Поэтому он производил впечатление отличной и даже окончательной устойчивости, для того чтобы быть, ему не нужна была ничья помощь, не требовалось вступать в какие-либо отношения с окружающими.

И это очень понравилось Урсуле. Все люди вокруг были так ненадежны, с каждым новым влиянием они менялись. К примеру, ее дядя Том был всегда примерно таким, каким его воспринимал тот или иной собеседник. И в результате никто не знал настоящего дядю Тома — знали лишь текучее и непонятное нечто с более или менее постоянным внешним обличьем.

Но что бы ни сделал Скребенский, он всегда был полностью он, всегда на свой страх и риск обнаруживал себя таким, каков он был. Любые вопросы о нем исключались. Законченная его отдельность была совершенной и непререкаемой.

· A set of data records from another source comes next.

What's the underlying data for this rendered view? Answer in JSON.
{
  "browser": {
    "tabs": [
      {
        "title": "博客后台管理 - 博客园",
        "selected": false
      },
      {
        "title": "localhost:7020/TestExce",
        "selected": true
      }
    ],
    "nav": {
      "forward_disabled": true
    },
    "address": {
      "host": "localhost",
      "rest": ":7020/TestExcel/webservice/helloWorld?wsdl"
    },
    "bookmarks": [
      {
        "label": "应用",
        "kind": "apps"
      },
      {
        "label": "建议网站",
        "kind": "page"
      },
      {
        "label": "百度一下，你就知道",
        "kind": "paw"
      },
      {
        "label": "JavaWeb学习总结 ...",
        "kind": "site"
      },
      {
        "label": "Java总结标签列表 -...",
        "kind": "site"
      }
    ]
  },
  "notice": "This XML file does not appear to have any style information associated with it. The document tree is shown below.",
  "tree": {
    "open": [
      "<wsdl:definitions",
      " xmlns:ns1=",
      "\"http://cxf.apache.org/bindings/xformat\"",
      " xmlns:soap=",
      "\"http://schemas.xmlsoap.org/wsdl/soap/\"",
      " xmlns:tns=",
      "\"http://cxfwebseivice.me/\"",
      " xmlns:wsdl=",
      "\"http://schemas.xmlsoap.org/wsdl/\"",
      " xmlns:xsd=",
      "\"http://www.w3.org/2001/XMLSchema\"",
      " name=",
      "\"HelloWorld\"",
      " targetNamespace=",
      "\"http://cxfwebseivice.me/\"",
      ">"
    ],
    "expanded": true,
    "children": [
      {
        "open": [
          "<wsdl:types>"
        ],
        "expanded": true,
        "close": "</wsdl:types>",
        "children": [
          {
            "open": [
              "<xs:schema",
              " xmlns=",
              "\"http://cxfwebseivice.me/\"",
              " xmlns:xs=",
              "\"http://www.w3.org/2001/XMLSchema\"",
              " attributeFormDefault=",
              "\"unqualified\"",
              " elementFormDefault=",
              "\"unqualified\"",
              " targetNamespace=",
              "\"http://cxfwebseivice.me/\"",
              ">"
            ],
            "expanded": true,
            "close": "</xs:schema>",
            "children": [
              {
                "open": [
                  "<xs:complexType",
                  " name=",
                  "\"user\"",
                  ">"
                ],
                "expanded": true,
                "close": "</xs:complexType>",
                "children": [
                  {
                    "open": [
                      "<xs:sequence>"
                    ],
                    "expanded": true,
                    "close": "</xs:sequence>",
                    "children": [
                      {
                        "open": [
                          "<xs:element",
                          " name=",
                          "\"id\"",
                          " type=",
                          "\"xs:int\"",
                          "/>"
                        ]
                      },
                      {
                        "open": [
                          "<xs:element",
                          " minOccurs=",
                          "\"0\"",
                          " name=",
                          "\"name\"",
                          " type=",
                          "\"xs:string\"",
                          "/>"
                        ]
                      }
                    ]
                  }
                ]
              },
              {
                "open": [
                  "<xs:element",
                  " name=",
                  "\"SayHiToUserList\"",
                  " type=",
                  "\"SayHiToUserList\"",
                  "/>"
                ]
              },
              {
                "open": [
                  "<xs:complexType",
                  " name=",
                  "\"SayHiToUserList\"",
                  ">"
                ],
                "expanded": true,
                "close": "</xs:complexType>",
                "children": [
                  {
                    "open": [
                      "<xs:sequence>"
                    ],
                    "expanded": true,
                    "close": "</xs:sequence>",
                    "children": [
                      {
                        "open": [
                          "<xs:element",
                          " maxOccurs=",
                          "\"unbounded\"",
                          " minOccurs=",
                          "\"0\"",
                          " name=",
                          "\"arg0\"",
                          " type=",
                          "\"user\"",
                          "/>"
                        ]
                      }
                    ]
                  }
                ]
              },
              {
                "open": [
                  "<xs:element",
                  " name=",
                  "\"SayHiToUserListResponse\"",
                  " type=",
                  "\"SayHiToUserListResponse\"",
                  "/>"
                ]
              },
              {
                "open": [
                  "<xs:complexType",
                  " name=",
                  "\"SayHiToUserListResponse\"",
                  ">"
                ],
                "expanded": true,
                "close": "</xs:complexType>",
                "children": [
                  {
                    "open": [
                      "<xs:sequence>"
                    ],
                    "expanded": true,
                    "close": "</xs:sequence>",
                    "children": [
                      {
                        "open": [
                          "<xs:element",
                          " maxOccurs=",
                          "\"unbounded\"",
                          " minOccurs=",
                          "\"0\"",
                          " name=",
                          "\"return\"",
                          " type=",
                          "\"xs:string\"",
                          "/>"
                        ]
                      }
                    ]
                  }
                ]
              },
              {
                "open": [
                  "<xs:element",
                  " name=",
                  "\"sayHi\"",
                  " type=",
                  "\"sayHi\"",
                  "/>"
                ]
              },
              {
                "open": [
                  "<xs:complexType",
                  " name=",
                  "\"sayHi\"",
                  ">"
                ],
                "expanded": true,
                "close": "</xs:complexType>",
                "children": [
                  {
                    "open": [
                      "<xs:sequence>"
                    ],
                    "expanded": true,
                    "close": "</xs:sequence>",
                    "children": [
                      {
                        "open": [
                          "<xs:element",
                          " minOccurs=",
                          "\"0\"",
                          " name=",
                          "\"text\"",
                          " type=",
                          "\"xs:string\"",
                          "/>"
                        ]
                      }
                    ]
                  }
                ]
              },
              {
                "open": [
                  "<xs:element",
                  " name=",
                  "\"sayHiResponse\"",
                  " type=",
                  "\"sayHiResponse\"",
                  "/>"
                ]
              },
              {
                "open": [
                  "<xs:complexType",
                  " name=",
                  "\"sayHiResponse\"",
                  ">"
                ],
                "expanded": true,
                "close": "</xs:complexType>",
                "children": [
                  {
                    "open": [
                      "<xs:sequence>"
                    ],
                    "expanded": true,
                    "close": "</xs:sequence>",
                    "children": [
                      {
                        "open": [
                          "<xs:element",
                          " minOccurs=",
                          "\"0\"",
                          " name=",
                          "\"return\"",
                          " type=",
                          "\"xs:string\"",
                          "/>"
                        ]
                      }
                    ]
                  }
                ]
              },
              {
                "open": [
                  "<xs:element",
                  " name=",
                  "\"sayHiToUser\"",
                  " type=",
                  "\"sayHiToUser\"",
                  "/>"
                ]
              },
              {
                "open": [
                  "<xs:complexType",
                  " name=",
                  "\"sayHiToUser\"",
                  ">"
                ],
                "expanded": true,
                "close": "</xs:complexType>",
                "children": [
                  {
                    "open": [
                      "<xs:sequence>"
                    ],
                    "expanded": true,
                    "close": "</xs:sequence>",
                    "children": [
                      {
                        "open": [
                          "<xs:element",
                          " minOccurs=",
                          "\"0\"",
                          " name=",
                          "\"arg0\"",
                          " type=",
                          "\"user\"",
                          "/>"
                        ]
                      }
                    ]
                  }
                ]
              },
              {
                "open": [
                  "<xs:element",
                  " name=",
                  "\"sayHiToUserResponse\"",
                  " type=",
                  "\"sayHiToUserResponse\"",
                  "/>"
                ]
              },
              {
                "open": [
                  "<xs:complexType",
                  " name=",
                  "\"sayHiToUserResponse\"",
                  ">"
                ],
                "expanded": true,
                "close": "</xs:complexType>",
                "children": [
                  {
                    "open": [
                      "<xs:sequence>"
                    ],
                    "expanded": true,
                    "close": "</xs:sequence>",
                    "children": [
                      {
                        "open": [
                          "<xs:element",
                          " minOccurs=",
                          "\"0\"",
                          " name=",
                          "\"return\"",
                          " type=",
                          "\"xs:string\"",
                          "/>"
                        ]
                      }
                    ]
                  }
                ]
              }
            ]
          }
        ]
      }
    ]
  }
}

И Урсула сочла это качество замечательным: он был чудесно устроен, так отчетливо ясен, самодостаточен и самостоятелен. Вот он, сказала она себе, истинный джентльмен, с характером, необратимым, как судьба, вот она, натура аристократа.

И она сразу сделала его персонажем своего воображаемого призрачного мира. Вот такими были Сыны Божий, увидевшие дочерей человеческих и что они красивы. Он не был сыном Адама. Адам был рабом. Разве не изгнали его, покорного и приниженного, из места, где он родился, и разве весь род человеческий с тех самых пор не стал искать себя, как нищие, моля о воплощении? А вот Антон Скребенский не станет ни о чем молить. Он владеет собой, не больше и не меньше, но ему этого достаточно. Другие не способны ничего к нему добавить, равно как и отнять от него. Одинокий дух его пребывает сам по себе.

Она знала, что отец с матерью приняли его. Дом их переменился. Это было как пришествие. Как троица ветхозаветная, когда три ангела появились в дверях дома Авраамова, приветствуя его, и вошли в дом, и вкушали за столом вместе с ним, а уйдя, навеки изменили дом Авраама, возвысив его.

На следующий день она сама, воспользовавшись приглашением, отправилась в Марш. Но мужчин дома не оказалось. А затем, глядя в окно, она увидела, как подкатил легкий экипаж, из которого соскочил Скребенский. Она видела, как он изготовился, чтобы спрыгнуть, как спрыгнул, как перекинулся какой-то шуткой с дядей, правившим лошадью, как потом направился к дому, к ней. Движения его были такими непринужденно-четкими. Он оставался сам по себе, окруженный своей ясной и чистой, четкой атмосферой, и он был так спокоен и невозмутим в своей предрешенности. Это исходящее от него ощущение спокойной предрешенности могло показаться даже праздностью, почти флегматичностью. Усевшись, он, казалось, расслабился — свободный, неторопливый.